Кому улыбается океан, стр. 24

Мы вместе идем к каюте стармеха. Дед лежит на постели, чинный и серьезный, как святой. А над столом, уставленным всевозможной снедью, хлопочет Гриша Арвеладзе. Мы — это человек пятнадцать ближайших родственников — пьем за здоровье Бориса и с аппетитом закусываем. Мы едим, а он смотрит на нас горящими глазами голодного волка: у него сутки во рту не было маковой росинки.

— Ничего, Дед, — успокаивает Саша Ачкинази, с наслаждением жуя копченую колбасу, — завтра мы тебе наварим манной кашки, и ты тоже набьешь свою утробу.

Дед жалобно стонет.

— И послезавтра манной кашки — отличная еда для отощавшего мужика!
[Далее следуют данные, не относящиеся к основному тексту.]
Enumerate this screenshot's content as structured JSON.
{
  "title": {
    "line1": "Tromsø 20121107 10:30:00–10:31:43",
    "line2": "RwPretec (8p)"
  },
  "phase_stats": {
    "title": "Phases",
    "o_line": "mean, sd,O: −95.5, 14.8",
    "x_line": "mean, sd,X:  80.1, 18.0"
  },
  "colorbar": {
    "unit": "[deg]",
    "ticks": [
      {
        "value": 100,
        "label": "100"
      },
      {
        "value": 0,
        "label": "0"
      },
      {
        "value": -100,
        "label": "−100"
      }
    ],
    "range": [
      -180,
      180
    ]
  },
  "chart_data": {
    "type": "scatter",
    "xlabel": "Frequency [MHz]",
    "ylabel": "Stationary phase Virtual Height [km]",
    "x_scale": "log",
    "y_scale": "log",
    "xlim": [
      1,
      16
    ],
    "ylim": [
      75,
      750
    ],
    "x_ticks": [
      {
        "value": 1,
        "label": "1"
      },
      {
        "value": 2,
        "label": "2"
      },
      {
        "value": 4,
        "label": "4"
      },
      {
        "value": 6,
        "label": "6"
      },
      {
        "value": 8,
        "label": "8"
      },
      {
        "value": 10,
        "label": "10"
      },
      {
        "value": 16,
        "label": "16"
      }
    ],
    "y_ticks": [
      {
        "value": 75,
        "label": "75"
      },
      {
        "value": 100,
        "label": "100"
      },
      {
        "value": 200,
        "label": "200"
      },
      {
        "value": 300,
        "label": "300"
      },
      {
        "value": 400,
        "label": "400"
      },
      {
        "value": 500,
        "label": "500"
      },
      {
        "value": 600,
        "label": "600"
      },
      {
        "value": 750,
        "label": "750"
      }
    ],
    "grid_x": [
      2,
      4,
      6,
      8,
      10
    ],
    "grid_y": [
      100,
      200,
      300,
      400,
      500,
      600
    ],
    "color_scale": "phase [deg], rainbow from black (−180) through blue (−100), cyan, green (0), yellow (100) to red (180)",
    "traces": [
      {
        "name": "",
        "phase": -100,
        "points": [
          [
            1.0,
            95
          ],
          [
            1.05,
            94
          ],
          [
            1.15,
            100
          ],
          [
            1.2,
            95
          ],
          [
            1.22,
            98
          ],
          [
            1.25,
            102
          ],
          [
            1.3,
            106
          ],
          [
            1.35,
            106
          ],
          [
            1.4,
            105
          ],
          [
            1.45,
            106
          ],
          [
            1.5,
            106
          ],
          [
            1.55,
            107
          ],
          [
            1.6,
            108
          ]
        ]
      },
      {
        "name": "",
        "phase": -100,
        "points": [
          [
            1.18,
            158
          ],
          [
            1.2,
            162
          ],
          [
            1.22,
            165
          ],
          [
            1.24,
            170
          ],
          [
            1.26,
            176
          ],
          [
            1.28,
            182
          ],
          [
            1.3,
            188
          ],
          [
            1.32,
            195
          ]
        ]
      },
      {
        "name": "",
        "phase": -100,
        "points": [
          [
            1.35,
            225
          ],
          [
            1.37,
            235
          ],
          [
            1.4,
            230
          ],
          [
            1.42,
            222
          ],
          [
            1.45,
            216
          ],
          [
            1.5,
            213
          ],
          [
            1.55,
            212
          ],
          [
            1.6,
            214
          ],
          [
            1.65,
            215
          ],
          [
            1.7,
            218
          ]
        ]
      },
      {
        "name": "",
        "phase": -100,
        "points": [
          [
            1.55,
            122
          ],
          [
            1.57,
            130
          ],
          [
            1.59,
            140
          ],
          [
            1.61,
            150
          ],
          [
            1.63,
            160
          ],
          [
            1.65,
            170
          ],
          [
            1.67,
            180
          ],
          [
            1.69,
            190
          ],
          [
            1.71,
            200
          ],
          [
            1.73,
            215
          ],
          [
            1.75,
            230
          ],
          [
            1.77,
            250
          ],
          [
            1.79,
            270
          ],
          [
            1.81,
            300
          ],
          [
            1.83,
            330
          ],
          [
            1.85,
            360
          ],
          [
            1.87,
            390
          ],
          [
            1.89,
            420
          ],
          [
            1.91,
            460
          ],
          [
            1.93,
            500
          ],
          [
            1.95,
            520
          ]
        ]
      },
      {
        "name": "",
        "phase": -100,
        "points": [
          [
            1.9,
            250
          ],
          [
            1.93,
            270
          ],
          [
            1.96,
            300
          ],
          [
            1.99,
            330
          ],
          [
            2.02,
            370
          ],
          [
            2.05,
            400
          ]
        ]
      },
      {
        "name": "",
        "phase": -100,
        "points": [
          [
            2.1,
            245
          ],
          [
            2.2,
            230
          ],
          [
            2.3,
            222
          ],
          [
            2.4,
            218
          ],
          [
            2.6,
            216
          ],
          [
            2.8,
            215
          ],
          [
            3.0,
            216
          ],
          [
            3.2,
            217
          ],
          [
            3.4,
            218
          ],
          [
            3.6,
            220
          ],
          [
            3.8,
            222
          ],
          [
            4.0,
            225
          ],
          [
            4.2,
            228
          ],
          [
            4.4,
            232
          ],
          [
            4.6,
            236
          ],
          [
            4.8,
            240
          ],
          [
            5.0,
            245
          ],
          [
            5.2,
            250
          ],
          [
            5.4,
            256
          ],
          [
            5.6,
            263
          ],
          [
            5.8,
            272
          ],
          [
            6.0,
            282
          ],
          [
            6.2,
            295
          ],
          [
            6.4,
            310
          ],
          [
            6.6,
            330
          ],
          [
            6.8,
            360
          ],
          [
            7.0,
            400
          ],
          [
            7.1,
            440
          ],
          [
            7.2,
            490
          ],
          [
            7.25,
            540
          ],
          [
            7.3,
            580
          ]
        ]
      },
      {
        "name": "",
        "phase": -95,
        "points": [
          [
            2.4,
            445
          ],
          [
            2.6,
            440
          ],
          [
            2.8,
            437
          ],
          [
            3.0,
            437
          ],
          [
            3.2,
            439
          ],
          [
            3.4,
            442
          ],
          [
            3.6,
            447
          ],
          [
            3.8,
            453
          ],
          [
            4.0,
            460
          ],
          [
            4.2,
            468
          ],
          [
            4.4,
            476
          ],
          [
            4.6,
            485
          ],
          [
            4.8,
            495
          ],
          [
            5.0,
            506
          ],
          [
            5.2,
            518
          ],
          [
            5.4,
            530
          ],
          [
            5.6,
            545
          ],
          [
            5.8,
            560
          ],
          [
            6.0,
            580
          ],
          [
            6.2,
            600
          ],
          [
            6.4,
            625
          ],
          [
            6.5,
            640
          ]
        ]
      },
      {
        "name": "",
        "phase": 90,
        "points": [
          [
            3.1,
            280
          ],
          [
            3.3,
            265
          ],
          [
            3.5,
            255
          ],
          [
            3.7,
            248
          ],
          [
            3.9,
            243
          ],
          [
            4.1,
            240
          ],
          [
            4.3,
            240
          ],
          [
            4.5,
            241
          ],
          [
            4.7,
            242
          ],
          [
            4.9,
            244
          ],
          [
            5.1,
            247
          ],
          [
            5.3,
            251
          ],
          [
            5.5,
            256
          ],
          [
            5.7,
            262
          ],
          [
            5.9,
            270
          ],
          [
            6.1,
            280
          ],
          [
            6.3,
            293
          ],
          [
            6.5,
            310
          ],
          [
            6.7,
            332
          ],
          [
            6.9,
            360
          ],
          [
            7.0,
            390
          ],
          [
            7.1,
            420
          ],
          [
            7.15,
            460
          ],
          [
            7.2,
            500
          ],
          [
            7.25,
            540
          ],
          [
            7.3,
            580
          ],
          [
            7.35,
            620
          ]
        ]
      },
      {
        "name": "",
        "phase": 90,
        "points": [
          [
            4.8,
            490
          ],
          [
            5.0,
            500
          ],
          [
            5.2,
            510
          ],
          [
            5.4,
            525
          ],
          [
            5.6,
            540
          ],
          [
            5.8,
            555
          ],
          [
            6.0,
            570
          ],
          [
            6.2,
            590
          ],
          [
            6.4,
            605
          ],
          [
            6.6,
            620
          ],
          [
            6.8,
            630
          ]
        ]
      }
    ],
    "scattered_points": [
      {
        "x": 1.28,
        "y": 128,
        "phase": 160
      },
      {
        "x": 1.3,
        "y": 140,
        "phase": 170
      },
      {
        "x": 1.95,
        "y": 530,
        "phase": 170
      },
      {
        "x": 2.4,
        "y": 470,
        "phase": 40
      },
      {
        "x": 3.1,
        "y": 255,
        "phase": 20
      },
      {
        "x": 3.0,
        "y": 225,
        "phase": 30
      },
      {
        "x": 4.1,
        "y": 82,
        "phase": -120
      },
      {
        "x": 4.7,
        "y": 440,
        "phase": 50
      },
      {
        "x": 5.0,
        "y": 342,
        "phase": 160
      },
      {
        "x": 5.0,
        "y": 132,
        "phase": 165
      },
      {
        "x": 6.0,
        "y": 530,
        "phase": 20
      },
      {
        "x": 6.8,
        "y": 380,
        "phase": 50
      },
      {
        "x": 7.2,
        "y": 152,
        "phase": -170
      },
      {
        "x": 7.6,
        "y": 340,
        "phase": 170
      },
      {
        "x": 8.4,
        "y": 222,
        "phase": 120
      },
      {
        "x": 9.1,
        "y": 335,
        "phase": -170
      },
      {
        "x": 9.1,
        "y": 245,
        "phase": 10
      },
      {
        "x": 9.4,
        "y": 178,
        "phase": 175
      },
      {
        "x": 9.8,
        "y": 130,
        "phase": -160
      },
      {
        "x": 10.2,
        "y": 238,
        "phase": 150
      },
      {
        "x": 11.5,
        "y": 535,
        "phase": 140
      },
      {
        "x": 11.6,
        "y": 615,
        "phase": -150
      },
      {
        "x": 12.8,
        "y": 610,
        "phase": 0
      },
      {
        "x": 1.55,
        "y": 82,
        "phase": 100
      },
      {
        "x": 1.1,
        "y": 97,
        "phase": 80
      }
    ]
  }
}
Я рассказываю, что академик Сергей Сергеевич Юдин после операции на желудке давал больному чарку спирта — для дезинфекции внутренностей. Клавдия Ивановна одобрительно кивает головой. В глазах у Деда загорается безумная надежда.

— Это к тебе, Боря, не относится, — с иронией замечает Клавдия Ивановна. — Спокойнее, мой друг, потерпи еще… с недельку.

Дед испускает разочарованный вздох и отворачивается.

А потом мы долго, до поздней ночи, сидим с Клавдией Ивановной, и она рассказывает о своей жизни.

Вот что я услышал от Клавдии Ивановны Кабоскиной, от нее самой, и от тех, кто ее знает.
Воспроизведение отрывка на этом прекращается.